Take, for example, the cohort of young Canadians from our research at Maximum City who readily admit they were disengaged from school last year but report being more engaged in life, more steeped in social purpose to better the world around them. Would you rather have kids who can expand whole numbers using powers of 10, or kids who want to save the world? Both is a possible answer, but one is a skill that can be learned in due time, while the other is a quality to nurture that could secure the future of a society in deepening trouble on multiple major fronts. This subgroup of students – bored with school but passionate about social causes and making a difference – occupy a liminal or threshold space in their development. They can only be re-engaged in school through responsive and creative methods, not drilling and testing.

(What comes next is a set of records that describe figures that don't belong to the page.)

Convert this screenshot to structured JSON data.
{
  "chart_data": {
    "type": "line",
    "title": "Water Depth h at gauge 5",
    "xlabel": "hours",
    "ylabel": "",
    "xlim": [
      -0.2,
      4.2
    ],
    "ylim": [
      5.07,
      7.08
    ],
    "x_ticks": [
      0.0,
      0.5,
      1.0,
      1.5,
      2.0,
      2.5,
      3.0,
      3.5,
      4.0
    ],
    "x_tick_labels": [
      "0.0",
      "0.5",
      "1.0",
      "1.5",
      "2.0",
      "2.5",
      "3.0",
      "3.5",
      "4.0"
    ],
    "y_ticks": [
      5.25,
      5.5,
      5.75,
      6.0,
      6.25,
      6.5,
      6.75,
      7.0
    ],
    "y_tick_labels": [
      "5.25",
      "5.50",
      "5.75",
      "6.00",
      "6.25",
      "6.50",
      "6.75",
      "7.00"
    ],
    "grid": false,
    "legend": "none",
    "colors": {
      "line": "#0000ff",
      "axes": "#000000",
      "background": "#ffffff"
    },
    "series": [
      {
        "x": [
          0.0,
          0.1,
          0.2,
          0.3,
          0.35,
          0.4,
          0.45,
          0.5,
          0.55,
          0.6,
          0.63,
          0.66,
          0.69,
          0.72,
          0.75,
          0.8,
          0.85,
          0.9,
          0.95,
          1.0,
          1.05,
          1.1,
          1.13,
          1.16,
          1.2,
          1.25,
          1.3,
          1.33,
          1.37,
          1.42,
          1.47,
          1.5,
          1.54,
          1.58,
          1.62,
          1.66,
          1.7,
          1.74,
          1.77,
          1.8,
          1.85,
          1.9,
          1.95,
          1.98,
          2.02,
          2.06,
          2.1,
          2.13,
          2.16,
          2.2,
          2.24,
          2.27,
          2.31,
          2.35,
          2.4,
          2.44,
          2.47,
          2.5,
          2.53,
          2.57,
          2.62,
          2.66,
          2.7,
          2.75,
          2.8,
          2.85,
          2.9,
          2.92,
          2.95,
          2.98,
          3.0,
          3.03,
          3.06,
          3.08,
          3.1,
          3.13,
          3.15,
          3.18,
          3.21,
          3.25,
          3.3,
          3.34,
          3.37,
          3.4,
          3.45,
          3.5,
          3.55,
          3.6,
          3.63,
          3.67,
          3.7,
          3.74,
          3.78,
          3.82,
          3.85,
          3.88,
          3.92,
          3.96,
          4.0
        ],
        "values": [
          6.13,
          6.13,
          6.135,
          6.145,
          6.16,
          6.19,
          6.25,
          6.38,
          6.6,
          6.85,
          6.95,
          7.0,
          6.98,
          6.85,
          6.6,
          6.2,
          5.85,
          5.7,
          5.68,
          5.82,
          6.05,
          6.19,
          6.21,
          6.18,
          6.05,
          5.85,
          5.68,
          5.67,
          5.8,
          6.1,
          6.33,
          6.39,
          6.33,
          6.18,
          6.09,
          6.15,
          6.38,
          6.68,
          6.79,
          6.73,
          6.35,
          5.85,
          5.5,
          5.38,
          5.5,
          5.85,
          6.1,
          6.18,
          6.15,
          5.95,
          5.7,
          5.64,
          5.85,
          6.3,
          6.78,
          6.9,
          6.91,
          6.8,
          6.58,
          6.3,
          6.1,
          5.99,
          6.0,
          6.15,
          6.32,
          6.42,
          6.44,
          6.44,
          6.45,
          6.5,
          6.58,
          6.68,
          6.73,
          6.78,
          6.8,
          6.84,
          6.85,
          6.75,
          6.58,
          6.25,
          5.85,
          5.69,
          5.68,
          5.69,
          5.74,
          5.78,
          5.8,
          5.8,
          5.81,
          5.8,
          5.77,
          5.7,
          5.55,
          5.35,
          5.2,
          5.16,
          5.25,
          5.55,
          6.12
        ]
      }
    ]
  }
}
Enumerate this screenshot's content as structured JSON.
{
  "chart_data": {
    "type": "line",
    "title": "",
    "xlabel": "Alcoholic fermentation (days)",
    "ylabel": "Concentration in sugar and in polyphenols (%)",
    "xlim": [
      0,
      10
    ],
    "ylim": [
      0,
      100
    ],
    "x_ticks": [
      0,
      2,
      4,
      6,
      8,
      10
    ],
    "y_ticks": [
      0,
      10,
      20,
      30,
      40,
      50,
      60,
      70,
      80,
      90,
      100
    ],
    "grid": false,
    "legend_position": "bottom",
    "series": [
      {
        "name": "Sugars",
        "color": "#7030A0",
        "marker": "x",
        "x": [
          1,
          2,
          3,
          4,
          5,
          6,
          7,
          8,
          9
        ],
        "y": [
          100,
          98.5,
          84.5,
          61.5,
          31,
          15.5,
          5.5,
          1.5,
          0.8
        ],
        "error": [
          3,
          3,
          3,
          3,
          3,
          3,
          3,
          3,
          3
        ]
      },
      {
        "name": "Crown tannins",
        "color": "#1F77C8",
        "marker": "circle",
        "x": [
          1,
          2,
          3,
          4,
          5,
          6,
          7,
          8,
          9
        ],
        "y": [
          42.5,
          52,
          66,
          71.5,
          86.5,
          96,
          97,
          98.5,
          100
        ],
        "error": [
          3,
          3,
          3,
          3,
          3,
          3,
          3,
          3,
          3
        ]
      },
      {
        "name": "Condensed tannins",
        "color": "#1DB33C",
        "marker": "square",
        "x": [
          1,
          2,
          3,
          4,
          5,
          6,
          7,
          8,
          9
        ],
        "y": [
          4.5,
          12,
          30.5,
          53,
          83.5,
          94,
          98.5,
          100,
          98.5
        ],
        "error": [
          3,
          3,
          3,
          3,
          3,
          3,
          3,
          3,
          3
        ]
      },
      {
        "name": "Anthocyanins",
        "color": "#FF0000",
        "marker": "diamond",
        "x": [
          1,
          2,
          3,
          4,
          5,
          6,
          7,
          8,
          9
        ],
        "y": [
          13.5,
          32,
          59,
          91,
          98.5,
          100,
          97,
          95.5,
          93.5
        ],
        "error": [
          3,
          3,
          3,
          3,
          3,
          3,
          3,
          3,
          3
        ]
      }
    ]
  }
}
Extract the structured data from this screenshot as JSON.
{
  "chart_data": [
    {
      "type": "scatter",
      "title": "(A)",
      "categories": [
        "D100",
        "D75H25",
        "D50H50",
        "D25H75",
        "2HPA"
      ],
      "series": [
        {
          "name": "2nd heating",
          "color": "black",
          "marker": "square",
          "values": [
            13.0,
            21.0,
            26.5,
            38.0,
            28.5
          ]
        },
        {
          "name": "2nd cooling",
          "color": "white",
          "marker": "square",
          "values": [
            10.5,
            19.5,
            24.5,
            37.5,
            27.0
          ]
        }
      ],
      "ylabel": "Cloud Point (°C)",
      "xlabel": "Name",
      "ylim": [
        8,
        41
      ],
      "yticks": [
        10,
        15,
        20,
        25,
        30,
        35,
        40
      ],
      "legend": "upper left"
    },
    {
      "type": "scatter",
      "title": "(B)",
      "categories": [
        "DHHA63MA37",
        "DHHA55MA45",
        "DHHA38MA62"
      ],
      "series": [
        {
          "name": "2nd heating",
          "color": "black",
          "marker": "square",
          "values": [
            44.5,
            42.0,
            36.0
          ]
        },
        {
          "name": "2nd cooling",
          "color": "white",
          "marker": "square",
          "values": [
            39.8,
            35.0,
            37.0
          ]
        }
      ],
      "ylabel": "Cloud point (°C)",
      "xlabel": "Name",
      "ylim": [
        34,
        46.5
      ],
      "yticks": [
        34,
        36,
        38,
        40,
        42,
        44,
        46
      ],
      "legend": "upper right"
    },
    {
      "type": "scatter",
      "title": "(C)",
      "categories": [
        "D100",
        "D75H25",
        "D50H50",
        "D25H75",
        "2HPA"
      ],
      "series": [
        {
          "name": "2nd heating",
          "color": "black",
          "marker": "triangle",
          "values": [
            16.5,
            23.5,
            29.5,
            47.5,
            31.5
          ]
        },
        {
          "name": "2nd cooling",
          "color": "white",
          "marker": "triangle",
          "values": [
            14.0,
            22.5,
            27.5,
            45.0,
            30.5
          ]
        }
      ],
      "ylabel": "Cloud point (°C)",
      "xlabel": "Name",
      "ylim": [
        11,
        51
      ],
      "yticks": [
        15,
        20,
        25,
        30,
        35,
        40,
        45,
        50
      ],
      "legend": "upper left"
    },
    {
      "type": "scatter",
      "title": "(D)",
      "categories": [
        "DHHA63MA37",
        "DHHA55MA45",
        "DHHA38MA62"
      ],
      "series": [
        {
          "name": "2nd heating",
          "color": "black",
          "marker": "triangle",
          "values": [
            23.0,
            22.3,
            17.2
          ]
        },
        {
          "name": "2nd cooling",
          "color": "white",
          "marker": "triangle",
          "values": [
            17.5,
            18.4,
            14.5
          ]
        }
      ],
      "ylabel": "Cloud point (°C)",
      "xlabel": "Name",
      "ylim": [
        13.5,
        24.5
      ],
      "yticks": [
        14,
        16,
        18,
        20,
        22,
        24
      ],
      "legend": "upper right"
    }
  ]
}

Learning loss and similar agendas are taskmasters who unfairly target the confidence of all students. They point to the face of a mountain that students are climbing in a storm, then tell them to pick up the pace to keep up with the last group who ascended in perfect weather. The proponents of this dismal trajectory would have school start this fall with catching up, filling the learning gap, testing, and a focus on numeracy and literacy. Some students will respond to this additional pressure to perform but it is precisely the wrong approach to re-engage them fully in school life and a love of learning. It disrespects the learning that did take place at school and beyond, and ignores the fact that some things about school lost during the pandemic were actually worth losing. It seeks to oppress and control rather than integrate and inspire.

So what should schools do to start the year? They should build on strategies that proved effective last year, forget the things that didn’t work before and during COVID, and drill down on relationships and belonging to ease the stress and anxiety of a newly uncertain return to school. Instead of focusing on what was lost, schools should honour what students gained during the pandemic and meet them where they are in their different experiences. Schools should get students moving again through physical activity and play. They should give up a little control of prescriptive curricula and have students share their new knowledge and ideas for a chaotic world. And ask students how they learned differently, how they know themselves and the world around them better than a year and a half ago.